Sheih Maulana Malik Ibrahim dan Sunan Gresik:  Alur Mitos 

Sheih Maulana Malik Ibrahim (Episode Kesatu)

            Setelah Gajah Mada mangkat pada tahun 1364, Majapahit dilanda kekacauan setelah banyak kerajaan kecil memisahkan diri. Pada tahun 1389 Raja Hayam Wuruk mangkat juga, dan kekacauan terus berlanjut pada masa pemerintahan Diah Kusuma Wardani Tribuana Tungga Dewi, setelah adik tiri Wuruk, Bhre Wirabumi dari Blambangan, merasa bahwa ia sebagai laki-laki adalah pewaris tahta yang sah. Perang saudara berlangsung selama lima tahun dan membuat rakyat menderita sementara bencana alam terjadi di mana-mana.

            Saat cerita berlangsung, di Loron atau Leran, tinggal Malik Ibrahim, seorang pedagang baik hati yang gemar menolong, sebagai putra Syeih Jamaluddin Hussein, keturunan ke-20 dari Fatimah Azzarah, putri Nabi. Malik Ibrahim-lah yang mendirikan pesantren Islam pertama, dan mengajarkannya ketika agama Islam belum dikenal khalayak.
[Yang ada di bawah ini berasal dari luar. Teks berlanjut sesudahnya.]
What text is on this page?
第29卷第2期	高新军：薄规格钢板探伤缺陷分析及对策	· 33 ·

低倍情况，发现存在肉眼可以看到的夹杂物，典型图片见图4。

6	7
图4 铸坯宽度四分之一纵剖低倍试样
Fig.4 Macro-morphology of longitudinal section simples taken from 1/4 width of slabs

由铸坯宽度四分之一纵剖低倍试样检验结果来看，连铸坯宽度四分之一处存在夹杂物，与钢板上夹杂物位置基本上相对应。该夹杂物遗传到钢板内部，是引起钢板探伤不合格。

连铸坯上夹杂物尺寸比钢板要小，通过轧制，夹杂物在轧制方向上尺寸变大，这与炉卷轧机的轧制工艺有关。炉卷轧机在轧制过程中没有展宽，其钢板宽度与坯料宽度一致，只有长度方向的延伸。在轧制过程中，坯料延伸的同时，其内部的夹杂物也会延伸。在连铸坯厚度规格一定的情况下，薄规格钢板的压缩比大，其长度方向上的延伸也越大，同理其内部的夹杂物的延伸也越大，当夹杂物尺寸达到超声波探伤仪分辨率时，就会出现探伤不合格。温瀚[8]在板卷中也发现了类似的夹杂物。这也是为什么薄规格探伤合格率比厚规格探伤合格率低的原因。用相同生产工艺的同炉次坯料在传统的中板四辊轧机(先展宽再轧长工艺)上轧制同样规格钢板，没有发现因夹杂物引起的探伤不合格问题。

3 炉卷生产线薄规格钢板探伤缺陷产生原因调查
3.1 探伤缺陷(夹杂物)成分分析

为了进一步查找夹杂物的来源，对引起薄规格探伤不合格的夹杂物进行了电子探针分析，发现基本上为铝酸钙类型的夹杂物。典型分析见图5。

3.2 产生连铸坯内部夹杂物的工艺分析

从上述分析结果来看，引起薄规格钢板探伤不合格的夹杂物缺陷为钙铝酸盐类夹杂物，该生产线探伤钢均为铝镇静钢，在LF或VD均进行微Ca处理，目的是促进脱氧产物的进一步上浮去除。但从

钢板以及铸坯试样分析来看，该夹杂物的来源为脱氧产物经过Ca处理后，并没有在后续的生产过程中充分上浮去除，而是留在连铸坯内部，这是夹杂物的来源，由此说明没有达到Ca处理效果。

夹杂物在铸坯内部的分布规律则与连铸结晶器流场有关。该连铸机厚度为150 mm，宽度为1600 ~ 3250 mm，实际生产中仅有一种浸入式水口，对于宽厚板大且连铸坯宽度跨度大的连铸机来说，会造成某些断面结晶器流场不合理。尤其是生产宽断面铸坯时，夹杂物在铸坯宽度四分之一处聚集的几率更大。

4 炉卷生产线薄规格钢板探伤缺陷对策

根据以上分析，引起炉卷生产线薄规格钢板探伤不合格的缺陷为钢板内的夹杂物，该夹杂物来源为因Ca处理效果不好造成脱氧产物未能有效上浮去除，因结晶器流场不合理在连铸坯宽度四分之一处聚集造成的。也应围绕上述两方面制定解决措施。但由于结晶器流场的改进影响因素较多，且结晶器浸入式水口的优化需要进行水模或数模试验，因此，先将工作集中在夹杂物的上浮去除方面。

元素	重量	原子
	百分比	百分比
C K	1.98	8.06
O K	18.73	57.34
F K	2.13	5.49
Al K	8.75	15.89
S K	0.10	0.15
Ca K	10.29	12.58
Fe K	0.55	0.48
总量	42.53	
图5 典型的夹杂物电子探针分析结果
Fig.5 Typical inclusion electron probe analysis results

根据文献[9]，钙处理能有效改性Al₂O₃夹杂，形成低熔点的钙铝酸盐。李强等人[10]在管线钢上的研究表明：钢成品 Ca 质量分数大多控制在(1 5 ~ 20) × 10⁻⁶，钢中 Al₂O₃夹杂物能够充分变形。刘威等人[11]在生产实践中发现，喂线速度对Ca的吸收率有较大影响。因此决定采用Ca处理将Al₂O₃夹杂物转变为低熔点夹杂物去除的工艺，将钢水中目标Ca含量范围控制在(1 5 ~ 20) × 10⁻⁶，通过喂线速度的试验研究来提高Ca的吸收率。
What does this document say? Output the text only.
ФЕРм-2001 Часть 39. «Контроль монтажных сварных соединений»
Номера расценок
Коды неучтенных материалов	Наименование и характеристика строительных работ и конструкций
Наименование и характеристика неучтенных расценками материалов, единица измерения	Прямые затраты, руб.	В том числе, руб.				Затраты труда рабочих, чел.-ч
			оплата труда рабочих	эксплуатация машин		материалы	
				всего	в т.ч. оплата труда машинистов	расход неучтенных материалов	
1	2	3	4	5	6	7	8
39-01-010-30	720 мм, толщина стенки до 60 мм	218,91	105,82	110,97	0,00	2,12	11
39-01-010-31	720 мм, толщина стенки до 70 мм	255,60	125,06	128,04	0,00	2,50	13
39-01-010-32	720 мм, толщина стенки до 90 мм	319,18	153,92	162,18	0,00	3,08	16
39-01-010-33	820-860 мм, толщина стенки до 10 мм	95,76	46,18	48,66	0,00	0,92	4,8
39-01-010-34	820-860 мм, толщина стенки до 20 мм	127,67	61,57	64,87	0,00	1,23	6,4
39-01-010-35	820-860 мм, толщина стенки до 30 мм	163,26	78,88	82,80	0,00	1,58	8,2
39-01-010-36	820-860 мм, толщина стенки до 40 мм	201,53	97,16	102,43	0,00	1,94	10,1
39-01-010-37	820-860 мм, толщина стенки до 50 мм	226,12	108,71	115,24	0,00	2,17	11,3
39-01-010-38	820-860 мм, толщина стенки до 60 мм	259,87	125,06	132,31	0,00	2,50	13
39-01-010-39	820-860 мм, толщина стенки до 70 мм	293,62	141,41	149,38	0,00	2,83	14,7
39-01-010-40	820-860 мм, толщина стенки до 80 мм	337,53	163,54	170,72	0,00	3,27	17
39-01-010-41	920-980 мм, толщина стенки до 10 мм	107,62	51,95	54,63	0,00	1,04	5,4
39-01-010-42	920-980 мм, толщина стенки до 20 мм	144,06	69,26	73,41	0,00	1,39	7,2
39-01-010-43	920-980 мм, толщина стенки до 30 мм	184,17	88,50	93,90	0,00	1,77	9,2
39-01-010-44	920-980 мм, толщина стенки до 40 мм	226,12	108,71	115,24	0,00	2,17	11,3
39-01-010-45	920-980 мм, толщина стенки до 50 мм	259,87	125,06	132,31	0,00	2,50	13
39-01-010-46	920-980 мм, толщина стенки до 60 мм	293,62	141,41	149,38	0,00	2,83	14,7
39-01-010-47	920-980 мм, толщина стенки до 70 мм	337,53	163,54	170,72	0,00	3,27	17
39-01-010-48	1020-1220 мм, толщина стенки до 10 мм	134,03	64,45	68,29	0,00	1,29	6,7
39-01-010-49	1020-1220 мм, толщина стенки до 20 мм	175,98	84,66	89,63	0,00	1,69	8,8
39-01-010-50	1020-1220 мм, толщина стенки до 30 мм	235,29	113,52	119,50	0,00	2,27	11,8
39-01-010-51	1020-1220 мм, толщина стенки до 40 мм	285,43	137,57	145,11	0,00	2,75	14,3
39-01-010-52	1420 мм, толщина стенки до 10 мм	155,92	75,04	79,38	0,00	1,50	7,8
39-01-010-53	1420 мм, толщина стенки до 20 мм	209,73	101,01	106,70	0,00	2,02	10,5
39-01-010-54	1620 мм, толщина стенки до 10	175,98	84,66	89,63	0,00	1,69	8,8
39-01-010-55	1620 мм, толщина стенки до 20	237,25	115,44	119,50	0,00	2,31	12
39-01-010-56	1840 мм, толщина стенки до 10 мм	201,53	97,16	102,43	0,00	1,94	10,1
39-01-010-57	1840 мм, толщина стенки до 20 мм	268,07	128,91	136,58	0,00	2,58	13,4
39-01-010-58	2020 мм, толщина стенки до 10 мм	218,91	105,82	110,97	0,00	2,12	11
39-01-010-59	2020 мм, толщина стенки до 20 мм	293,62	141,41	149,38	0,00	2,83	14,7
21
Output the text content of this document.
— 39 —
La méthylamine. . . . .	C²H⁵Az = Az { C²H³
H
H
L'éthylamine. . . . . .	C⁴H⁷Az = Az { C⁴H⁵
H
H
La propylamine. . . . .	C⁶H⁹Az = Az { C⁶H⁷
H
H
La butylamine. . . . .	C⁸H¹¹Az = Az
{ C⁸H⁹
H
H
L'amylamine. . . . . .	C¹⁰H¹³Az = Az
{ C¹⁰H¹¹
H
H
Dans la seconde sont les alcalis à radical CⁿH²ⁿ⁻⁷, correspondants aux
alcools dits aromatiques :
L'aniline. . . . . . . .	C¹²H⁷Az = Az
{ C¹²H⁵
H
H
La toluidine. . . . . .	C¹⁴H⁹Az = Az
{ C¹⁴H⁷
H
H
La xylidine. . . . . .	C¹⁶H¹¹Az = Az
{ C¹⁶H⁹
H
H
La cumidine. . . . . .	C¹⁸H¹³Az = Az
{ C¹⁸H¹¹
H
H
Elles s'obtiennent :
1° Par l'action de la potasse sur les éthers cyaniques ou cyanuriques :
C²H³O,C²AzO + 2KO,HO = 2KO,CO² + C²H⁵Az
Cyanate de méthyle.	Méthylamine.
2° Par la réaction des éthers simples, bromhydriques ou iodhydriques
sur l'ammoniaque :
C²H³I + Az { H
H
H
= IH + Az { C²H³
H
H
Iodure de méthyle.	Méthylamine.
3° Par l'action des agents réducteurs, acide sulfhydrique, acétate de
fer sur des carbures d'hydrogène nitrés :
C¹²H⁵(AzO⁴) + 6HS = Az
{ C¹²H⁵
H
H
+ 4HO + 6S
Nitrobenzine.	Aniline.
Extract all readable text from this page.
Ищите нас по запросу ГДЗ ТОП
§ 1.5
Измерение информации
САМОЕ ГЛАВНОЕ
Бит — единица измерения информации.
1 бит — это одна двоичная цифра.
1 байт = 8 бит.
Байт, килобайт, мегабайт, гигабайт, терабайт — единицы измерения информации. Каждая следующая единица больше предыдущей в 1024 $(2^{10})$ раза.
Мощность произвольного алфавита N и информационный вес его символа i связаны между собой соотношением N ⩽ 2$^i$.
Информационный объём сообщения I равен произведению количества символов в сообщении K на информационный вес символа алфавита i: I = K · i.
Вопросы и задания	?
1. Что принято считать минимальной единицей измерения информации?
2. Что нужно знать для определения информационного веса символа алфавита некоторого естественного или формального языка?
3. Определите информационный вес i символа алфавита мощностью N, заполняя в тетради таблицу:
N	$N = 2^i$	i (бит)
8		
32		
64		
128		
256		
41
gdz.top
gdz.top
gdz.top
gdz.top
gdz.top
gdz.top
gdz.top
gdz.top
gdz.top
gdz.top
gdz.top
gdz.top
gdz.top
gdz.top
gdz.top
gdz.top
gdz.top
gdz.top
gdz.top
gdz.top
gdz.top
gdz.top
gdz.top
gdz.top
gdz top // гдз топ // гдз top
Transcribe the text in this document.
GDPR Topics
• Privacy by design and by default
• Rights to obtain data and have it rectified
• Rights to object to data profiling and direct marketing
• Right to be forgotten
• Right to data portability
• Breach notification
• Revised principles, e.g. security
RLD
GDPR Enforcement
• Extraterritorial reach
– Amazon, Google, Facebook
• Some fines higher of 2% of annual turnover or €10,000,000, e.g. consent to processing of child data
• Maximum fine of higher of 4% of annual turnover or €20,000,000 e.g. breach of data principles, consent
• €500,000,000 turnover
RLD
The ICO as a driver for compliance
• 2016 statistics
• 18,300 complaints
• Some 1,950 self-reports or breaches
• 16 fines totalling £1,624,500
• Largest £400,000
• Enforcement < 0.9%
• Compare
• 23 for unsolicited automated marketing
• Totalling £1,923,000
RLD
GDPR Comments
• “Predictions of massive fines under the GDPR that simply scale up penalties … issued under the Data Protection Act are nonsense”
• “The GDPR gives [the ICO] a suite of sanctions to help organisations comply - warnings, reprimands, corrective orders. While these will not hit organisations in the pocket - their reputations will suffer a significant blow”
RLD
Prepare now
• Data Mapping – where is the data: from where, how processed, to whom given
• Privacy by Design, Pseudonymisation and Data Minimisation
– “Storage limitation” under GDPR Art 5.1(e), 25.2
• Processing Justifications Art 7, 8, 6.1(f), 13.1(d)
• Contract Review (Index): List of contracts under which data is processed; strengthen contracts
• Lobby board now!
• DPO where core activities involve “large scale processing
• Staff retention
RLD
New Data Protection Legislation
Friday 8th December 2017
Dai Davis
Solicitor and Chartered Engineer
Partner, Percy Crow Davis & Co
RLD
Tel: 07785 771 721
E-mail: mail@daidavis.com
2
Doktrin egaliter membuat Islam populer dibandingkan dengan sistem kasta Hindu yang diterapkan—sebagian yang masih setia pada Hindu kemudian pindah ke Pulau Bali dan Pegunungan Tengger.

            Suatu hari Malik Ibrahim dan murid-muridnya pergi ke desa terdekat, dan melihat bagaimana penduduknya menderita kelaparan karena perang saudara dan bencana alam. Selain membantu mereka dengan makanan, Malik Ibrahim menunjukkan kepada mereka bagaimana berperilaku sebagai seorang Muslim yang baik dan memperkenalkan beberapa konsep Islam, sehingga penduduk tertarik dengan ajarannya.

Sunan Gresik (Episode Kedua): 

Malik Ibrahim dan murid-muridnya melanjutkan perjalanan mereka dan tiba di desa yang lebih baik dengan satu keluarga kaya. Mereka melihat bagaimana orang kaya itu memperlakukan orang miskin yang meminta beras, ketika dia menjawab tidak punya apa-apa kecuali pasir. Maka Malik Ibrahim pun menunjukkan kemampuannya. Beras orang kaya itu berubah menjadi pasir, dan hanya setelah orang kaya itu berjanji untuk membantu orang miskin dengan berasnya, pasir itu berubah menjadi beras lagi. Kemudian orang kaya itu masuk Islam.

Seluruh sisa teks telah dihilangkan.